Saturday, May 8, 2010

Chana Masala


I love Indian food.

I have a pal who goes to eat delicious Indian food with me at least once a month. My favorite dish to get is called Chana Masala, which is a spiced garbanzo (chick pea) and tomato dish with the consistency of a hearty stew or chili.


Actually, I marketed this to Tones as "Indian Chili". He liked it! I think the real name would have scared him off from trying it.

Be warned, this dish is SPICY. There are, however, ways you can reduce the spice. For example, don't use the membrane and seeds of the chili pepper used, and reduce the amount of cayenne pepper by half (or more).

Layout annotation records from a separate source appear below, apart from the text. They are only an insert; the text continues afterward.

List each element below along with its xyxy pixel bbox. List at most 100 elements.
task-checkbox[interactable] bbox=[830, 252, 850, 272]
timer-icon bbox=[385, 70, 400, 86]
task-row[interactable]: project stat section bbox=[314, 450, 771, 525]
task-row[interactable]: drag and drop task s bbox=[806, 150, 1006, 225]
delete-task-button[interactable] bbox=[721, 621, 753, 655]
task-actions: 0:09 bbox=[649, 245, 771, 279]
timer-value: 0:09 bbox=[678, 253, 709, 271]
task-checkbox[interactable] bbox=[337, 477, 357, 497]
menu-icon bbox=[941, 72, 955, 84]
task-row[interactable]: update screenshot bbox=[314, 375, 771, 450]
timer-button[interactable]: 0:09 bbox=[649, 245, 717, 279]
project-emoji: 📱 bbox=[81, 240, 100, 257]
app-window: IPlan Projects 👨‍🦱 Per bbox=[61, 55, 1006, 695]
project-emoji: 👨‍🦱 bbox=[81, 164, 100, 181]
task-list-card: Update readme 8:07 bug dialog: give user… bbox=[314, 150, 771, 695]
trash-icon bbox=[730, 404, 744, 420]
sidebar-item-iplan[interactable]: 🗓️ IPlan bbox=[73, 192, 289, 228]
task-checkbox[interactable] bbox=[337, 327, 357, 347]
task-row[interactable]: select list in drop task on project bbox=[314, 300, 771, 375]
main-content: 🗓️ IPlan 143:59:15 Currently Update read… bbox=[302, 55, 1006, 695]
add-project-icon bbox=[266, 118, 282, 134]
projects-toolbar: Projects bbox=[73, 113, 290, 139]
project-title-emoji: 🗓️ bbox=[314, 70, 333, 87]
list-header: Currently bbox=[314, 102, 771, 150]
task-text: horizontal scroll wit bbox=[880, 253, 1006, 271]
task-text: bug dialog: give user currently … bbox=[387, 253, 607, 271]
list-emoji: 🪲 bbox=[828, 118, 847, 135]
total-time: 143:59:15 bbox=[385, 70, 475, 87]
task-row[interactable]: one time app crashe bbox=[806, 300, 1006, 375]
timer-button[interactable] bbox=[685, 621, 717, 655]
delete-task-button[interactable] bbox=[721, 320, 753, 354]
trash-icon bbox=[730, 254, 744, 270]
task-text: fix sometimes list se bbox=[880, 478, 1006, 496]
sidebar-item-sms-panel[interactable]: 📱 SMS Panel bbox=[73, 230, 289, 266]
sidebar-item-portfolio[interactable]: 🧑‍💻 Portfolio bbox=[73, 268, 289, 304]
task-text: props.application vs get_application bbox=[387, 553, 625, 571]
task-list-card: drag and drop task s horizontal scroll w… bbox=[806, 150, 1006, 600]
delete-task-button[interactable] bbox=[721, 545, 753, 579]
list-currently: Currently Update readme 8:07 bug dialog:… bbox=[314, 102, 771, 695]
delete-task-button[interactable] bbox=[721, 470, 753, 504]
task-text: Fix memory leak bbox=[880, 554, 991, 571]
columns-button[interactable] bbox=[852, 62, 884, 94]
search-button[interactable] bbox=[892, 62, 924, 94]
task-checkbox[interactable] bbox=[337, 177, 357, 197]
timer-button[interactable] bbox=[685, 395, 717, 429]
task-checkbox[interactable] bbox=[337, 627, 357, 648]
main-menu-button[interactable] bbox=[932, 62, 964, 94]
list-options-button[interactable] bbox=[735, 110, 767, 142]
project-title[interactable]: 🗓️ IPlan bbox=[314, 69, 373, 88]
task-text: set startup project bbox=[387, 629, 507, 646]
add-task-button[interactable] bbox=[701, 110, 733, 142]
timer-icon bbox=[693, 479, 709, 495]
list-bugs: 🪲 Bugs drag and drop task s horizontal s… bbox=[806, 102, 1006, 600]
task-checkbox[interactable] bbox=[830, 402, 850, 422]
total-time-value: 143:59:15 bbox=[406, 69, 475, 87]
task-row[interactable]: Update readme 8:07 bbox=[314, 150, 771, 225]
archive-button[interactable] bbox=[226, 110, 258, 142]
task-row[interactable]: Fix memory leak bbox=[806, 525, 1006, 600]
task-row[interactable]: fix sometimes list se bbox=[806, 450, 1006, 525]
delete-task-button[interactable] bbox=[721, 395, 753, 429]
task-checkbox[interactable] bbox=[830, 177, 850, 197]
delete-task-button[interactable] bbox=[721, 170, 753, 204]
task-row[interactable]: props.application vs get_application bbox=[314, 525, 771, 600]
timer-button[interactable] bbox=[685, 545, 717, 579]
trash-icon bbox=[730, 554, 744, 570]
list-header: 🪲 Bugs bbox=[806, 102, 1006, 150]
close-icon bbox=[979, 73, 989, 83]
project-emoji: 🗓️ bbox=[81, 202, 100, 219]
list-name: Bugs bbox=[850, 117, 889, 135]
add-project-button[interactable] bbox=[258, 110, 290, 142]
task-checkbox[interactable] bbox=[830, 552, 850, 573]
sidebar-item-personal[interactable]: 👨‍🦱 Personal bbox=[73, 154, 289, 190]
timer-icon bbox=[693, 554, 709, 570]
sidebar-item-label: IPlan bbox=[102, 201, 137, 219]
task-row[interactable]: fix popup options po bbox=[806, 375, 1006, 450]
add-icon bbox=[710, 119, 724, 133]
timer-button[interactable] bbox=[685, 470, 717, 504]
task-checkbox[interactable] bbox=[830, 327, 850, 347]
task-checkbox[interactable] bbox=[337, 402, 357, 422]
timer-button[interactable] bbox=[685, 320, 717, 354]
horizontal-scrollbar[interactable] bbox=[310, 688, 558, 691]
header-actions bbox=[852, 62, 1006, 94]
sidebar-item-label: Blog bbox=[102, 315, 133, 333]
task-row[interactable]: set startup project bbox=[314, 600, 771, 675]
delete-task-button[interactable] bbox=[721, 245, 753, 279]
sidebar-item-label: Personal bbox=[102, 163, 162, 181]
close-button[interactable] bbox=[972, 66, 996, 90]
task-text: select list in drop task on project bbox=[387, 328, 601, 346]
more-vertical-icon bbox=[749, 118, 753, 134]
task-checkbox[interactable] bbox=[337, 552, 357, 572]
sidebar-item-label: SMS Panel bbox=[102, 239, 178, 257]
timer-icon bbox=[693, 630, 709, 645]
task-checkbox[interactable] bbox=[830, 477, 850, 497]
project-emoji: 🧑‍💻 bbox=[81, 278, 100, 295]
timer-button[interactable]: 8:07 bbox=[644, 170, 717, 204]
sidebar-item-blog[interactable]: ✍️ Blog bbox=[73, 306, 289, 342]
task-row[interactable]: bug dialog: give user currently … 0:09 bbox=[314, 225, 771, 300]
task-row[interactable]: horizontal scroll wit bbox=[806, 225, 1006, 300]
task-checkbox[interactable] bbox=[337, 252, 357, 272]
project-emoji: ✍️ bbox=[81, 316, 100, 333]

I found this recipe on one of my favorite blogs, Smitten Kitchen, and only tweaked it a little bit. It's an outstandingly easy dish to prepare, particularly now that Uncle Ben's Rice has a 90 second microwavable Basmati rice product!

Chana Masala

Serves 4

Ingredients:
1 small onion, finely diced
2 cloves garlic, minced
1 Serrano chili (or any other chili), diced
1 inch of fresh ginger, diced
1 Tbs ground coriander
2 tsp ground cumin
1/2 tsp cayenne pepper
1 tsp ground turmeric
2 tsp paprika
1 tsp garam masala
1 can whole tomatoes, diced, juices reserved
2 cans garbanzo beans, drained and rinsed
1/2 c water
Juice from 1 lemon
Salt to taste

Procedure:

1. Heat about 1 Tbs oil in a large skillet over medium-high heat. Add the onion, garlic, chili pepper and ginger. Sautee for about 5 minutes, or until tender and onions are translucent.

2. Add the spices, and stir to incorporate. STEP BACK. When the cayenne pepper is heated it can cause irritation to mucus membranes (i.e. it makes me cough). Just be careful :). Cook another 2 minutes or so on medium heat.

3. Add tomatoes and juices, garbanzo beans and water. Stir well, and simmer for about 10-15 minutes. Add the lemon juice and salt to taste.

Serve with flatbread, naan, or basmati rice.